Sunday, November 13, 2011

Surviving November


See, I was going to write a list of tips for surviving NaNoWriMo for the participant, but then I realized. Not only is this overused, not very helpful, and already done by hundreds of NaNoers, but it's also prejudiced against the other percentage of the world.

So, here you go. This is honor of you, supporters. You put up with our whining, complaining, moaning and groaning and carrying on, our constant word counts, our ranting about our books, our demands to read what we've written, our obsession with cookies around this time of the year, and our excitement when our characters actually do something.
Thank you.

How To Survive November When You Know A NaNoWriMoer or Two:


Treat Us Like a Noob.
Yes. That's N-O-O-B, not N-E-W-B. That is, I'm using the more mean version. Why? Because we probably deserve it. After updating you on our word counts every hundred words, after ranting, after insisting that you read our cruddy first drafts- with no plot- you have every right to treat us like a noob. That is to say, as I told my friend, "Just smile, nod, and thank God you aren't as annoying." 
'Nuff said.

Find Something Just as Annoying.
That is to say- find a hobby, stick to that hobby, and start insisting that we listen to you talk about it.

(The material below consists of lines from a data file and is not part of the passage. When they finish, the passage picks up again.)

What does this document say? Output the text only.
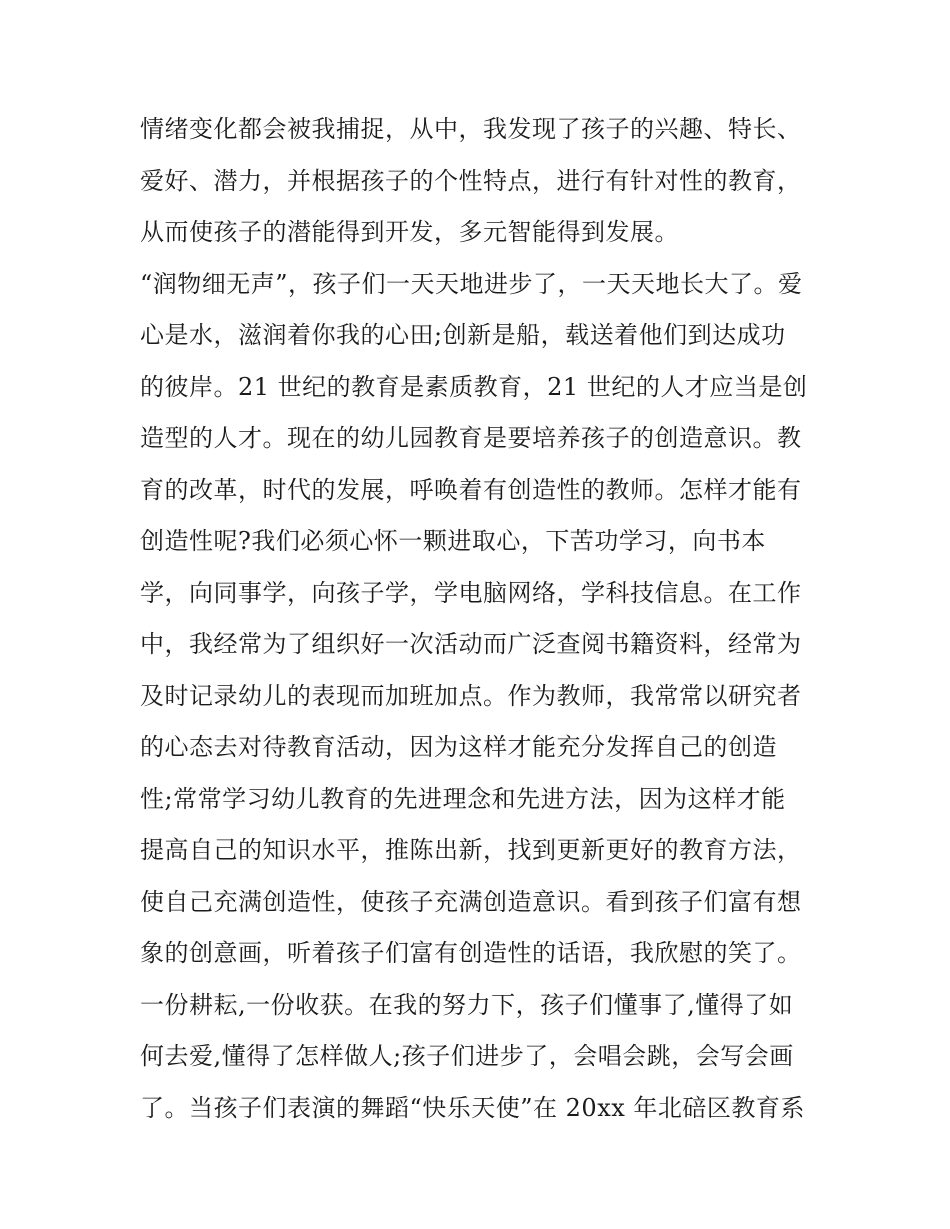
情绪变化都会被我捕捉，从中，我发现了孩子的兴趣、特长、
爱好、潜力，并根据孩子的个性特点，进行有针对性的教育，
从而使孩子的潜能得到开发，多元智能得到发展。
“润物细无声”，孩子们一天天地进步了，一天天地长大了。爱
心是水，滋润着你我的心田;创新是船，载送着他们到达成功
的彼岸。21 世纪的教育是素质教育，21 世纪的人才应当是创
造型的人才。现在的幼儿园教育是要培养孩子的创造意识。教
育的改革，时代的发展，呼唤着有创造性的教师。怎样才能有
创造性呢?我们必须心怀一颗进取心，下苦功学习，向书本
学，向同事学，向孩子学，学电脑网络，学科技信息。在工作
中，我经常为了组织好一次活动而广泛查阅书籍资料，经常为
及时记录幼儿的表现而加班加点。作为教师，我常常以研究者
的心态去对待教育活动，因为这样才能充分发挥自己的创造
性;常常学习幼儿教育的先进理念和先进方法，因为这样才能
提高自己的知识水平，推陈出新，找到更新更好的教育方法，
使自己充满创造性，使孩子充满创造意识。看到孩子们富有想
象的创意画，听着孩子们富有创造性的话语，我欣慰的笑了。
一份耕耘,一份收获。在我的努力下，孩子们懂事了,懂得了如
何去爱,懂得了怎样做人;孩子们进步了，会唱会跳，会写会画
了。当孩子们表演的舞蹈“快乐天使”在 20xx 年北碚区教育系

Chances are we won't get the hint that we're that annoying, but it helps blow off steam.

We're The Chosen One.
Look here.
'Nuff said.

Be Overly Enthusiastic.
I can't tell you what's more annoying than having someone update you every time their characters do something more exciting than waking up and going to sleep... But a close second, or a tie, is being overly enthusiastic about that fact. As in:
NaNoer: JADE JUST GOT IN A CAR CRASH! AAGHEG! I'M SO PROUD!
NoNaNoer: THAT'S FANTASTIC! CONGRATULATIONS! I'M SO PROUD OF YOU! I THINK YOU NEED TO CELEBRATE! EAT CANDY! THAT'S JUST EPIC! WE SHOULD HAVE A FRICKIN' PARTY FOR HER! WOW! AMAZING! GOOD JOB! THAT'S THE MOST EXCITING THING I'VE HEARD ALL DAY!
... You get the idea.

Give Candy If You Can.
Or other food. Having our mouth full and our fingers sticky just means that there really is no way that we can communicate our love of pointless word counts, unless you and the NaNoer know sign language. In that case... A lollipop?

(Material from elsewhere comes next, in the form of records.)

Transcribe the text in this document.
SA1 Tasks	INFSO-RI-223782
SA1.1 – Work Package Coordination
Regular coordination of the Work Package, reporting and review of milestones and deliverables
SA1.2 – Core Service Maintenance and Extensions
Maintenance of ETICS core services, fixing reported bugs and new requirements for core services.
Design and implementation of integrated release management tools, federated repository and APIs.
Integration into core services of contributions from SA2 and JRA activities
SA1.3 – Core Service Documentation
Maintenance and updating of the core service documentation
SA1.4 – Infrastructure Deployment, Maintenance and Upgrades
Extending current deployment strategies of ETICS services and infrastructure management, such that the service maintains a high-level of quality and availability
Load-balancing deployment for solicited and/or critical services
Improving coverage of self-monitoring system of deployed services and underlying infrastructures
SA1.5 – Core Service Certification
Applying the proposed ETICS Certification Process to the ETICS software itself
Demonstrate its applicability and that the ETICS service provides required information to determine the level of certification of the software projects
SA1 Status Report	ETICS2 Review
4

Rant About It To Other NaNoers.
No. Really. Thankfully I know how annoying it is when people constantly update you on stuff, or I would be one of those ignorant NaNoers who enjoy updating you every time they so much as blink. However, if I weren't, I can guarantee that being told how annoying someone else is about that would definitely make me shut up. (So, this also works too if X is the person being annoyed and Y is the person being annoying, and X starts ranting about B- also a NaNoer- to Y, even though she's really just wanting Y to shut up, not B, because B is not annoying. It's a nice way of saying, 'stop it. You're driving me crazy, and since I'm already the mayor of Crazy Town, I don't need any more insanity in my life!'"

Know That You Are Awesome.
I probably don't know you. But you're probably awesome nevertheless. And knowing that you are, in all honesty, awesome, funny, smart, epic, pretty/handsome, and otherwise capable of a lot will help you. It can let you lean back in your computer chair and think, "Bravo. Your character just managed to kill someone. Good job. And you're writing 50,000 words in a month. I'm not. But you know what? I'm epic. So HA." and then delete the email/text/whatever.